De nombreux acteurs – les entreprises, les centres de recherche, les académies des sciences, les États Membres des Nations Unies, les organisations internationales et les associations de la société civile – demandent la mise en place d’un cadre éthique pour son développement. Alors que ces questions font l’objet d’une compréhension croissante, les initiatives connexes devraient être mieux coordonnées. En tant que question mondiale, tous les débats sur ce sujet doivent avoir lieu au niveau mondial afin d’éviter une approche à l'éthique « au cas par cas ». Une démarche inclusive, mondiale avec la participation des fonds, des institutions et des programmes des Nations Unies est nécessaire si nous voulons trouver les moyens de tirer parti de l’IA au service du développement durable. 

L’UNESCO participe pleinement et activement à ce dialogue mondial. Elle dispose de nombreuses années d’expérience dans le domaine de l’éthique des sciences et de la technologie. Nos organes consultatifs ont déjà produit de nombreux rapports et déclarations, y compris sur la robotique, comme le Rapport de la Commission mondiale d’éthique des connaissances scientifiques et des technologies sur l’éthique de la robotique publié en 2017. Les organes consultatifs ont aussi l’expérience acquise dans l’élaboration d’instruments normatifs, y compris la Déclaration universelle sur le génome humain et les droits de l’homme en 1997 et la Déclaration universelle sur la bioéthique et les droits de l’homme en 2005. 

Les priorités de l’UNESCO doivent aussi guider notre action internationale dans ce domaine. Il est essentiel de veiller à ce que l’Afrique participe activement à la transformation liée à l’IA, non seulement en tant que bénéficiaire, mais aussi en amont, contribuant directement à ses développements. En termes d’égalité du genre, nous devons combattre les préjugés dans nos sociétés afin de garantir qu’ils ne sont pas reproduits dans les applications de l’IA. Enfin, nous devons autonomiser les jeunes en leur offrant les compétences qui leur sont nécessaires tout au long de leur vie pour s’intégrer dans le marché du travail.  

L’UNESCO a aussi un rôle à jouer dans la réduction des inégalités actuelles, qui seront probablement renforcées par l’IA. L’élimination du cloisonnement entre les pays et entre les sexes, mais aussi en termes de ressources et de connaissances, pourrait permettre à davantage de citoyens de contribuer à la transformation numérique en cours. 

De par sa mission humaniste et sa dimension internationale, l’UNESCO, qui réunit des chercheurs, des philosophes, des programmateurs, des responsables politiques ainsi que des représentants du secteur privé et de la société civile, est la tribune idéale pour mener des débats sur ces questions éthiques. À la fin de l’année 2018, elle a organisé des débats sur l’IA dans plusieurs régions auxquels ont participé des spécialistes représentant un vaste horizon de compétences. Le premier débat, qui a eu lieu le 12 décembre 2018 à Marrakech, au Maroc, a été consacré à l’IA et à l’Afrique. Une deuxième conférence internationale sera organisée au siège de l’UNESCO à Paris au cours de la première moitié de 2019. Ce dialogue pourrait déboucher sur un accord des États Membres sur la définition des principes éthiques fondamentaux qui encadreront les développements de l’IA. 

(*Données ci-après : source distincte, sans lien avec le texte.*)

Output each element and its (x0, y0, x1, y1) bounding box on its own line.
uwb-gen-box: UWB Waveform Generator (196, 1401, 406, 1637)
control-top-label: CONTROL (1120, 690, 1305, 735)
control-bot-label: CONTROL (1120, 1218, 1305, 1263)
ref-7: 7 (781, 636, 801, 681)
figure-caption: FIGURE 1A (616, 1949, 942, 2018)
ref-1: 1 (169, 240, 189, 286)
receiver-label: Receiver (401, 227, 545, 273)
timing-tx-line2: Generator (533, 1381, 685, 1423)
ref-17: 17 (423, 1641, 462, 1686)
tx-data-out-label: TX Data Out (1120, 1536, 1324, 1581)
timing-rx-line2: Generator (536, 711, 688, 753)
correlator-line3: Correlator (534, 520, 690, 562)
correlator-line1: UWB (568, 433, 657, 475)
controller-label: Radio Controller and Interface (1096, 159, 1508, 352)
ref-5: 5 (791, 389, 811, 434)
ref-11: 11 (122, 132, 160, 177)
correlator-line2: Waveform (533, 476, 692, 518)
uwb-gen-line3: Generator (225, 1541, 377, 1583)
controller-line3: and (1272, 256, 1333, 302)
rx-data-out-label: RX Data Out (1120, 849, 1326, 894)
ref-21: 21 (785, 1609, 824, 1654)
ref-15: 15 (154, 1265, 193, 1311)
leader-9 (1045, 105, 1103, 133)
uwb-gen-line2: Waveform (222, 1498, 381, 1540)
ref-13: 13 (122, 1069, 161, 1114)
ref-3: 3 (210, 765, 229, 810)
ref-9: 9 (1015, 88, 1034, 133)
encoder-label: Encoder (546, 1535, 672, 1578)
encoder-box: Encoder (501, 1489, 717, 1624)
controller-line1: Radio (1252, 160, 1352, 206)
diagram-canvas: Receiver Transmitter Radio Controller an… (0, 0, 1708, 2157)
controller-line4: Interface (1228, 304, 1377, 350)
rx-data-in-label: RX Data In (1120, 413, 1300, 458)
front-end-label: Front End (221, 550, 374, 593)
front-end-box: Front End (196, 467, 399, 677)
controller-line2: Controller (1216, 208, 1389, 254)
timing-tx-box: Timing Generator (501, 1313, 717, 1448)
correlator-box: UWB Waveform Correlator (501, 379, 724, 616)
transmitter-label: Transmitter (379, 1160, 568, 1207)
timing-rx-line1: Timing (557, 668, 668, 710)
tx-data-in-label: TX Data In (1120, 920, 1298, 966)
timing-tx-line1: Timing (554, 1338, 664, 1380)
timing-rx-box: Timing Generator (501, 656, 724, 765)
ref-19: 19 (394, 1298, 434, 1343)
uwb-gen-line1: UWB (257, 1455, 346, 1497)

L’UNESCO, en tant que forum universel, où chaque voix est entendue et respectée, fait tout ce qui est en son pouvoir pour s’acquitter de sa mission, éclairant les débats mondiaux sur les grandes transformations de notre temps tout en établissant des principes afin de s’assurer que les avancées technologiques sont utilisées pour servir le bien commun. La promesse de l’IA et ses questions éthiques sous-jacentes sont fascinantes et notre réponse à ces défis transformera le monde que nous connaissons. 

Ensemble, nous devons trouver les meilleures solutions pour veiller à ce que le développement de l’IA soit une opportunité pour l’humanité, car il incombe à notre génération de transmettre à la génération suivante une société plus juste, plus pacifique et plus prospère.